Example 3-1 Configuring the SMB Server in Domain Mode

The following examples show how to configure an SMB server in domain mode as a Domain Administrator and as an organizational unit (OU) administrator:

• The following example shows how a user with Domain Administrator privileges configures the SMB server in domain mode. User domadmin has Domain Administrator privileges. The name of the domain being joined is westsales.example.com.

  $ svcadm enable -r smb/server
  $ smbadm join -u domadmin westsales.example.com
  After joining westsales.example.com the smb service will be restarted automatically.
  Would you like to continue? [no]:
  Enter domain password:
  Joining 'westsales.example.com' ... this may take a minute ...
  Successfully joined domain 'westsales.example.com'

• The following example shows how an OU administrator configures the SMB server in domain mode. An OU administrator does not have domain administrative privileges and can have control over one or more OUs. The name of the domain being joined is westsales.example.com.

  Based on the following hierarchy, a delegated administrator can create a machine trust account in one or more of the OUs:

  dc=com
     dc=example
        dc=westsales
           ou=Departments          
              ou=Engineering       
              ou=Payables,Receivables,and Payroll
  ...

  The following examples show how designated administrators who do not have Domain Administrator privileges can configure an SMB server in a domain.

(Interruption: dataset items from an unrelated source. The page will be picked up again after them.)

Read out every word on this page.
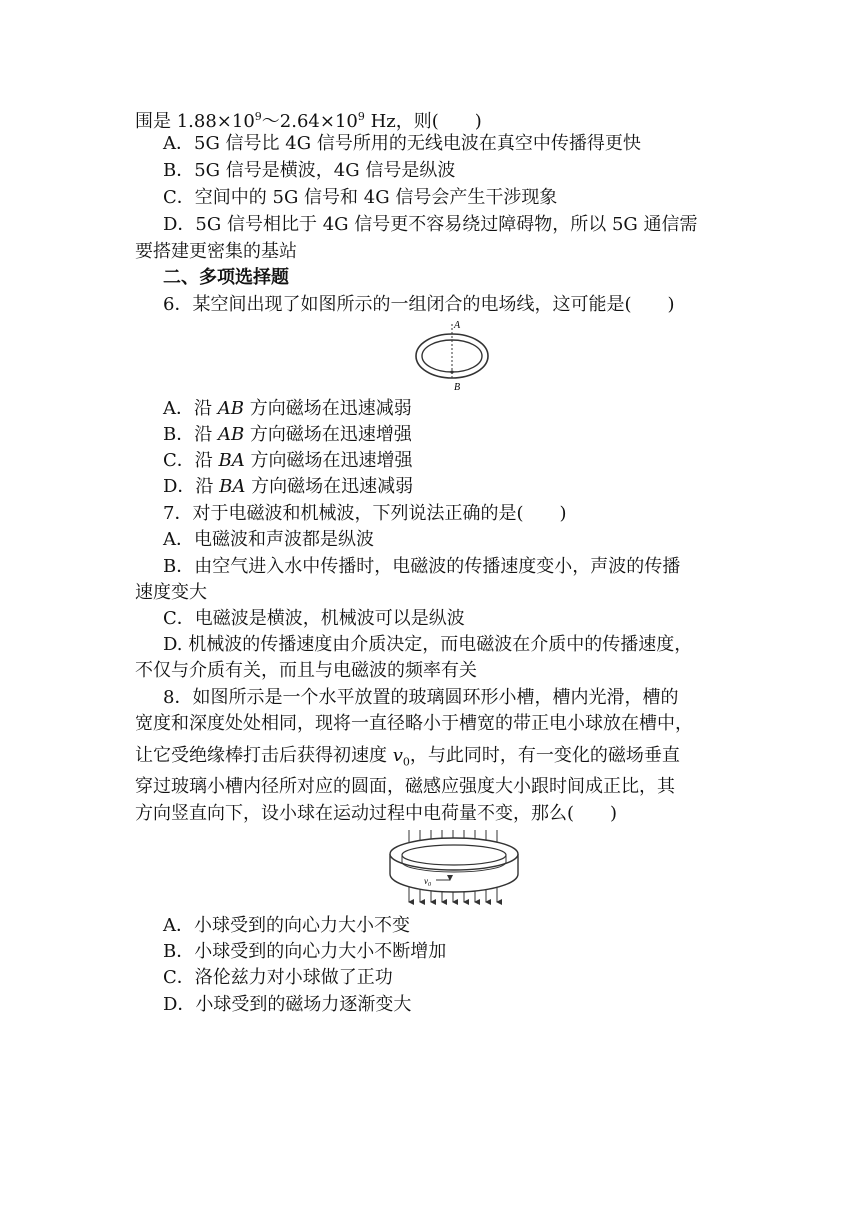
围是 $1.88\times 10^9\sim 2.64\times 10^9$ Hz，则(　　)
A．5G 信号比 4G 信号所用的无线电波在真空中传播得更快
B．5G 信号是横波，4G 信号是纵波
C．空间中的 5G 信号和 4G 信号会产生干涉现象
D．5G 信号相比于 4G 信号更不容易绕过障碍物，所以 5G 通信需
要搭建更密集的基站
二、多项选择题
6．某空间出现了如图所示的一组闭合的电场线，这可能是(　　)
A
B
A．沿 AB 方向磁场在迅速减弱
B．沿 AB 方向磁场在迅速增强
C．沿 BA 方向磁场在迅速增强
D．沿 BA 方向磁场在迅速减弱
7．对于电磁波和机械波，下列说法正确的是(　　)
A．电磁波和声波都是纵波
B．由空气进入水中传播时，电磁波的传播速度变小，声波的传播
速度变大
C．电磁波是横波，机械波可以是纵波
D. 机械波的传播速度由介质决定，而电磁波在介质中的传播速度，
不仅与介质有关，而且与电磁波的频率有关
8．如图所示是一个水平放置的玻璃圆环形小槽，槽内光滑，槽的
宽度和深度处处相同，现将一直径略小于槽宽的带正电小球放在槽中，
让它受绝缘棒打击后获得初速度 $v_0$，与此同时，有一变化的磁场垂直
穿过玻璃小槽内径所对应的圆面，磁感应强度大小跟时间成正比，其
方向竖直向下，设小球在运动过程中电荷量不变，那么(　　)
$v_0$
A．小球受到的向心力大小不变
B．小球受到的向心力大小不断增加
C．洛伦兹力对小球做了正功
D．小球受到的磁场力逐渐变大
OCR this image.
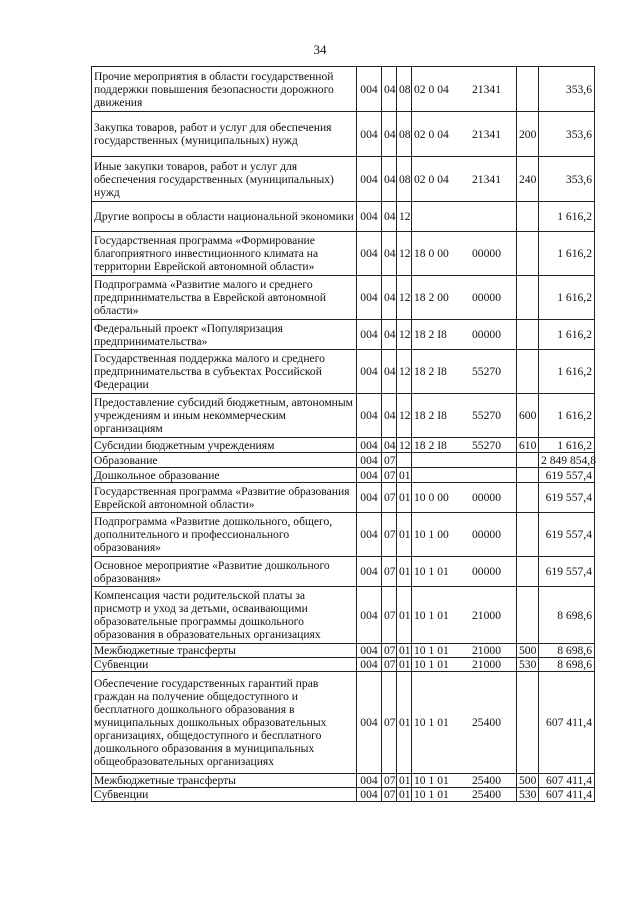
34
Прочие мероприятия в области государственной поддержки повышения безопасности дорожного движения	004	04	08	02 0 04 21341		353,6
Закупка товаров, работ и услуг для обеспечения государственных (муниципальных) нужд	004	04	08	02 0 04 21341	200	353,6
Иные закупки товаров, работ и услуг для обеспечения государственных (муниципальных) нужд	004	04	08	02 0 04 21341	240	353,6
Другие вопросы в области национальной экономики	004	04	12			1 616,2
Государственная программа «Формирование благоприятного инвестиционного климата на территории Еврейской автономной области»	004	04	12	18 0 00 00000		1 616,2
Подпрограмма «Развитие малого и среднего предпринимательства в Еврейской автономной области»	004	04	12	18 2 00 00000		1 616,2
Федеральный проект «Популяризация предпринимательства»	004	04	12	18 2 I8 00000		1 616,2
Государственная поддержка малого и среднего предпринимательства в субъектах Российской Федерации	004	04	12	18 2 I8 55270		1 616,2
Предоставление субсидий бюджетным, автономным учреждениям и иным некоммерческим организациям	004	04	12	18 2 I8 55270	600	1 616,2
Субсидии бюджетным учреждениям	004	04	12	18 2 I8 55270	610	1 616,2
Образование	004	07				2 849 854,8
Дошкольное образование	004	07	01			619 557,4
Государственная программа «Развитие образования Еврейской автономной области»	004	07	01	10 0 00 00000		619 557,4
Подпрограмма «Развитие дошкольного, общего, дополнительного и профессионального образования»	004	07	01	10 1 00 00000		619 557,4
Основное мероприятие «Развитие дошкольного образования»	004	07	01	10 1 01 00000		619 557,4
Компенсация части родительской платы за присмотр и уход за детьми, осваивающими образовательные программы дошкольного образования в образовательных организациях	004	07	01	10 1 01 21000		8 698,6
Межбюджетные трансферты	004	07	01	10 1 01 21000	500	8 698,6
Субвенции	004	07	01	10 1 01 21000	530	8 698,6
Обеспечение государственных гарантий прав граждан на получение общедоступного и бесплатного дошкольного образования в муниципальных дошкольных образовательных организациях, общедоступного и бесплатного дошкольного образования в муниципальных общеобразовательных организациях	004	07	01	10 1 01 25400		607 411,4
Межбюджетные трансферты	004	07	01	10 1 01 25400	500	607 411,4
Субвенции	004	07	01	10 1 01 25400	530	607 411,4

  • In the following example, user deptadmin is the designated administrator for the Departments OU. Because, deptadmin has already pre-staged the computer account in the Departments OU, the -o option is not required to add the server to the domain. The following command shows how deptadmin would run the smbadm join command:

    $ smbadm join -u deptadmin westsales.example.com

  • In the following example, user engadmin is the designated administrator for the Engineering OU. The computer account has not been pre-staged, so engadmin must indicate the OU in which to create the account. The following command shows how engadmin creates the machine trust account in the Engineering OU:

    $ smbadm join -u engadmin -o ou=Engineering,ou=Departments westsales.example.com

  • In the following example, user payadmin is the designated administrator for the Payables,Receivables,and Payroll OU. The computer account has not been pre-staged, so payadmin must indicate the OU in which to create the account. The following command shows how payadmin creates the machine trust account in the Payables,Receivables,and Payroll OU:

    $ smbadm join -u payadmin -o 'ou=Payables\,Receivables\,and Payroll,ou=Departments' \
    westsales.example.com

    Note that the argument to the -o in the preceding command has escaped characters and is surrounded by single quotes ('). The following reserved characters must be escaped by using the backslash (\):

    , + " \ < > ; = $

    When you escape these reserved characters, you must also surround the string with single quotes because the backslash itself is a shell special character.

Additional Action

After successfully joining an AD domain, you can enable the SMB server to publish SMB shares in the AD directory. To do so, create or update SMB shares and specify the share container for each share that you want to publish. To create SMB shares, see How to Create an SMB Share (zfs).